En jetant les yeux sur une carte de notre pays, on voit qu'il est sillonné à peu près en tous sens par des chemins de fer ; ces voies nouvelles portent la prospérité et entretiennent l'activité et la vie sur tous les points qu'elles touchent : mais malheureusement elles empêchent en même temps le progrès de l'industrie et du commerce dans les lieux qui n'en sont pas pourvus, et mettent ces localités dans une position très difficile, sinon désastreuse.

Tongres se plaint de n'avoir pas de chemin de fer, Dînant se plaint également de ce qu'aucune ligue ferrée ne touche son territoire.

A Dinant, plusieurs projets ont été annoncés ; on parle d'une société nouvelle qui demande la concession de la ligne de Namur à la frontière de France par Dinant ; on parle d'une autre ligne de Huy à la même frontière, et passant aussi par Dinant ; en outre, la compagnie du chemin de fer de Namur à Liège a pris, dans son acte de concession, l'obligation, sous certaines conditions, de poursuivre sa ligne dans la vallée de la Meuse jusqu'à la frontière de France, et d'un autre côté elle s'est réservé un droit de préférence.

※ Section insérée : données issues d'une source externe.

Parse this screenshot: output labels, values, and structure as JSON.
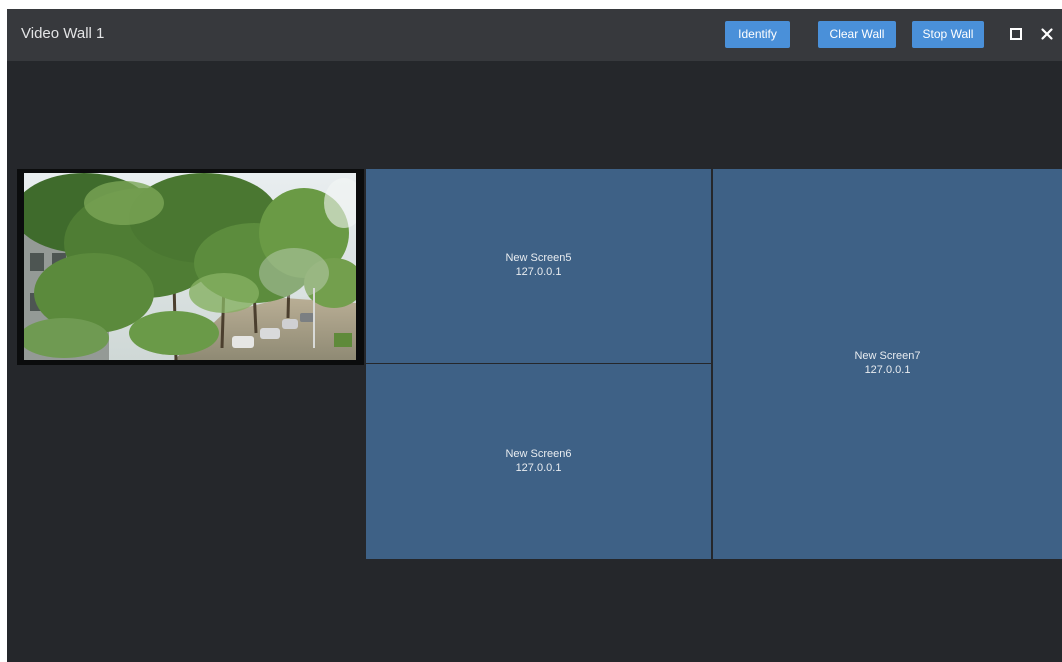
{
  "window": {
    "title": "Video Wall 1"
  },
  "toolbar": {
    "identify_label": "Identify",
    "clear_wall_label": "Clear Wall",
    "stop_wall_label": "Stop Wall",
    "maximize_icon": "maximize-icon",
    "close_icon": "close-icon"
  },
  "colors": {
    "accent_button": "#4a90d9",
    "titlebar": "#37393d",
    "background": "#25272b",
    "screen_fill": "#3e6186"
  },
  "wall": {
    "video_cell": {
      "content": "live camera feed (trees and buildings)"
    },
    "screens": [
      {
        "name": "New Screen5",
        "ip": "127.0.0.1"
      },
      {
        "name": "New Screen6",
        "ip": "127.0.0.1"
      },
      {
        "name": "New Screen7",
        "ip": "127.0.0.1"
      }
    ]
  }
}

Je prie M. le ministre de vouloir bien nous donner des renseignements sur tous ces points ; qu'il veuille bien nous dire si des demandeurs sérieux ont fait des démarches auprès du gouvernement pour obtenir l'une ou l'autre des concessions dont je viens de parler ; si le gouvernement est disposé à mettre la compagnie de Namur à Liège en demeure d'étendre sa ligne le long de la Meuse jusqu'à la France, pour le cas où d'autres offriraient de prendre cet engagement.

Enfin, et pour le cas où aucun concessionnaire ne se présenterait pour exécuter un chemin de fer vers Dinant, je demanderai à l'honorable ministre s'il n'entrerait pas dans ses intentions de chercher une combinaison quelconque qui assurât la construction de cette voie.

L'honorable M. Osy disait tout à l'heure qu'il était favorable en principe à toute concession de chemin de fer, qu'il désirait que chacun prît part au gâteau. Ni Tongres, ni Dinant n'ont obtenu cette part. IL est juste, cependant, qu'on ne les laisse pas indéfiniment dans une condition exceptionnelle. Il faut que ces villes sortent de l'état d'isolement où elles se trouvent.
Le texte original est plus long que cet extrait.